At noon on this day 250 years ago in Charleston, South Carolina, Patriots rowed Captain Ball and the three merchants who had agreed to purchase his tea out to the Britannia anchored in the harbor where “an oblation was made to NEPTUNE, of the said seven chests of tea.” A crowd of Charlestonians watched from the docks and gave three hearty cheers as the tea was dumped into the waters of the harbor.
Sources: https://oliverpluff.com/blogs/news/charles-town-s-2nd-tea-party-november-3-1774; https://www.legendsofamerica.com/the-charleston-tea-parties/
On this day 250 year ago in Alexandria, Virginia, the Fairfax Independent Company drilled, probably in the fields north of the town. George Washington recorded in his diary two days earlier that he met with other officers of the Company at Mount Vernon and on this day said he went to Alexandria for the day so he probably led the drill.
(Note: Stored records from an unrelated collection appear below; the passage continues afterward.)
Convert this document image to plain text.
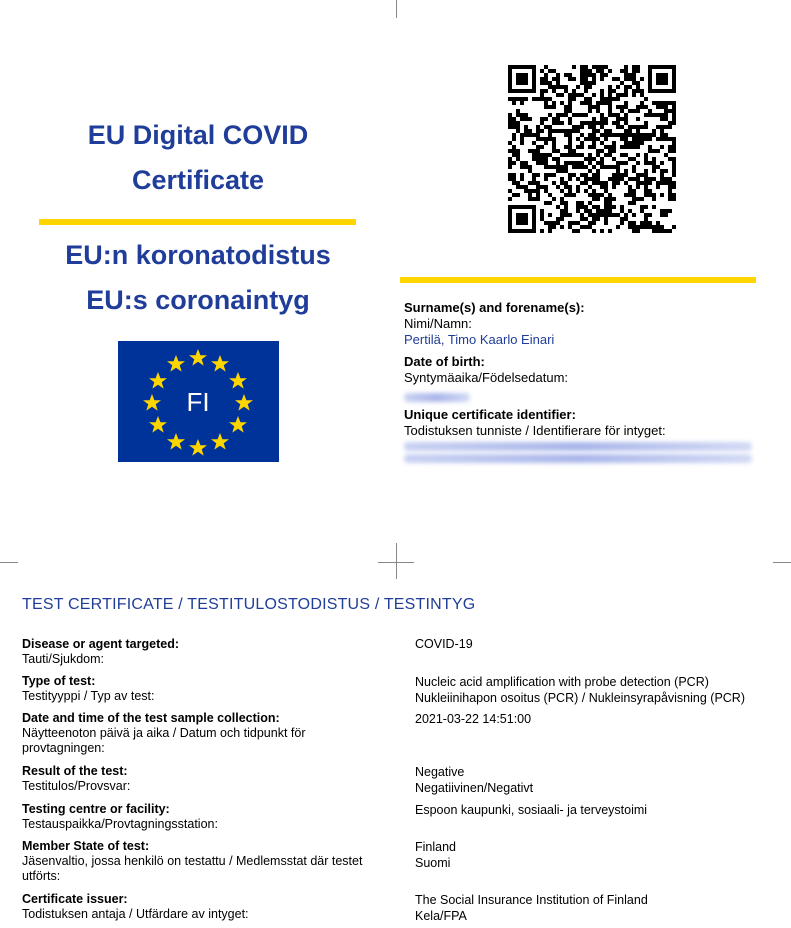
EU Digital COVID
Certificate
EU:n koronatodistus
EU:s coronaintyg
FI
Surname(s) and forename(s):
Nimi/Namn:
Pertilä, Timo Kaarlo Einari
Date of birth:
Syntymäaika/Födelsedatum:
Unique certificate identifier:
Todistuksen tunniste / Identifierare för intyget:
TEST CERTIFICATE / TESTITULOSTODISTUS / TESTINTYG
Disease or agent targeted:
Tauti/Sjukdom:
COVID-19
Type of test:
Testityyppi / Typ av test:
Nucleic acid amplification with probe detection (PCR)
Nukleiinihapon osoitus (PCR) / Nukleinsyrapåvisning (PCR)
Date and time of the test sample collection:
Näytteenoton päivä ja aika / Datum och tidpunkt för provtagningen:
2021-03-22 14:51:00
Result of the test:
Testitulos/Provsvar:
Negative
Negatiivinen/Negativt
Testing centre or facility:
Testauspaikka/Provtagningsstation:
Espoon kaupunki, sosiaali- ja terveystoimi
Member State of test:
Jäsenvaltio, jossa henkilö on testattu / Medlemsstat där testet utförts:
Finland
Suomi
Certificate issuer:
Todistuksen antaja / Utfärdare av intyget:
The Social Insurance Institution of Finland
Kela/FPA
An observer wrote an “effigy of Lord North was shot at, then carried in a great parade into the town, and burnt.”
Source: https://archive.org/details/JournalOfNicholasCresswell17741777/page/n33/mode/2up; https://founders.archives.gov/?q=%223%20November%201774%22&s=1111311111&sa=&r=1&sr=
And on this day 250 years ago in Boston, Benjamin Franklin’s sister Jane Mecom wrote a letter to Franklin who was still in London that “there is hardly four and twenty hours Pases without some fray” between British soldiers and people of Boston.
Source, Norton, Mary Beth, 1774 the Long Year of Revolution at 219.